Am I the only person who questions if new sports surfaces are the best use for perfectly good used shoes? It’s true that children in the U.S. are at record levels of obesity and badly need to become more active. But if children aren’t being active in the thousands of parks, fields, gyms and playgrounds our country already has, how will new sports surfaces suddenly inspire their activity? Visit Safe Routes to Schools to see how thousands of children are learning to safely bike and walk to school rather than be driven — an excellent way to become more active.
Moreover, what about the millions of people in the world with no shoes, period? Sometimes lack of shoes prevents people from being able to earn a living, and going barefoot year-round compromises many people’s health and safety. Not just my sense of humanity but my old-fashioned common sense tells me that these hundreds of pairs of athletic shoes belong not in a high-tech recycling project, but on the feet of people who lack shoes.

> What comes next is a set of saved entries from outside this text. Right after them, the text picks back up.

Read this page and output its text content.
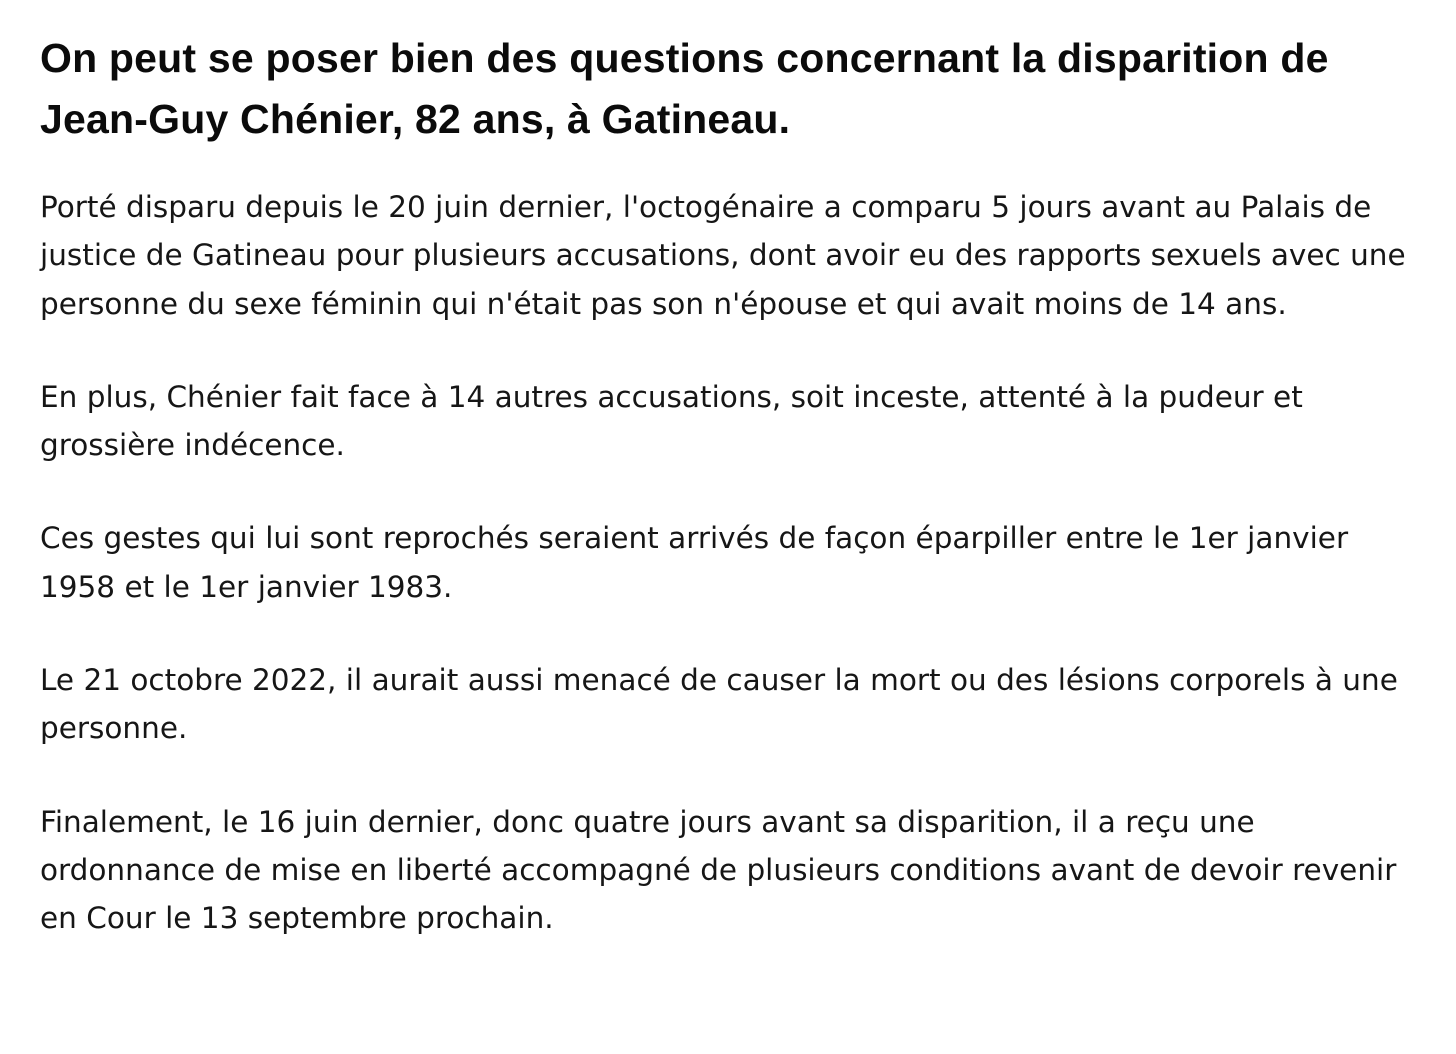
On peut se poser bien des questions concernant la disparition de Jean-Guy Chénier, 82 ans, à Gatineau.

Porté disparu depuis le 20 juin dernier, l'octogénaire a comparu 5 jours avant au Palais de justice de Gatineau pour plusieurs accusations, dont avoir eu des rapports sexuels avec une personne du sexe féminin qui n'était pas son n'épouse et qui avait moins de 14 ans.

En plus, Chénier fait face à 14 autres accusations, soit inceste, attenté à la pudeur et grossière indécence.

Ces gestes qui lui sont reprochés seraient arrivés de façon éparpiller entre le 1er janvier 1958 et le 1er janvier 1983.

Le 21 octobre 2022, il aurait aussi menacé de causer la mort ou des lésions corporels à une personne.

Finalement, le 16 juin dernier, donc quatre jours avant sa disparition, il a reçu une ordonnance de mise en liberté accompagné de plusieurs conditions avant de devoir revenir en Cour le 13 septembre prochain.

I see this misguided bias for the high-tech solution to be culture-wide, and not unique to this one particular company that energetically recycles all brands of athletic shoes into sport surfaces. That’s one reason I’m not naming the company here — our culture in general lacks the common sense I’m talking about, so there’s no reason to make this about one company.
The other reason is that this company is actually a national leader in corporate responsibility and sustainability practices, going to unusual lengths to disclose its sourcing and also to measure and reduce its carbon footprint.
It’s an indication of the complexity of the many facets of sustainability that I disagree with them on their used-shoe project at the same time that I admire the ethical standards they demonstrate elsewhere.
photo courtesy of Bill Gantz

Oh well said, that is an excellent example of wrong thinking…
Having recently been in a slum in India where, from my observation, about half the people do not wear shoes — many of them children — I say give them to those in need. There are plenty of other things that can be recycled to make sport surfaces.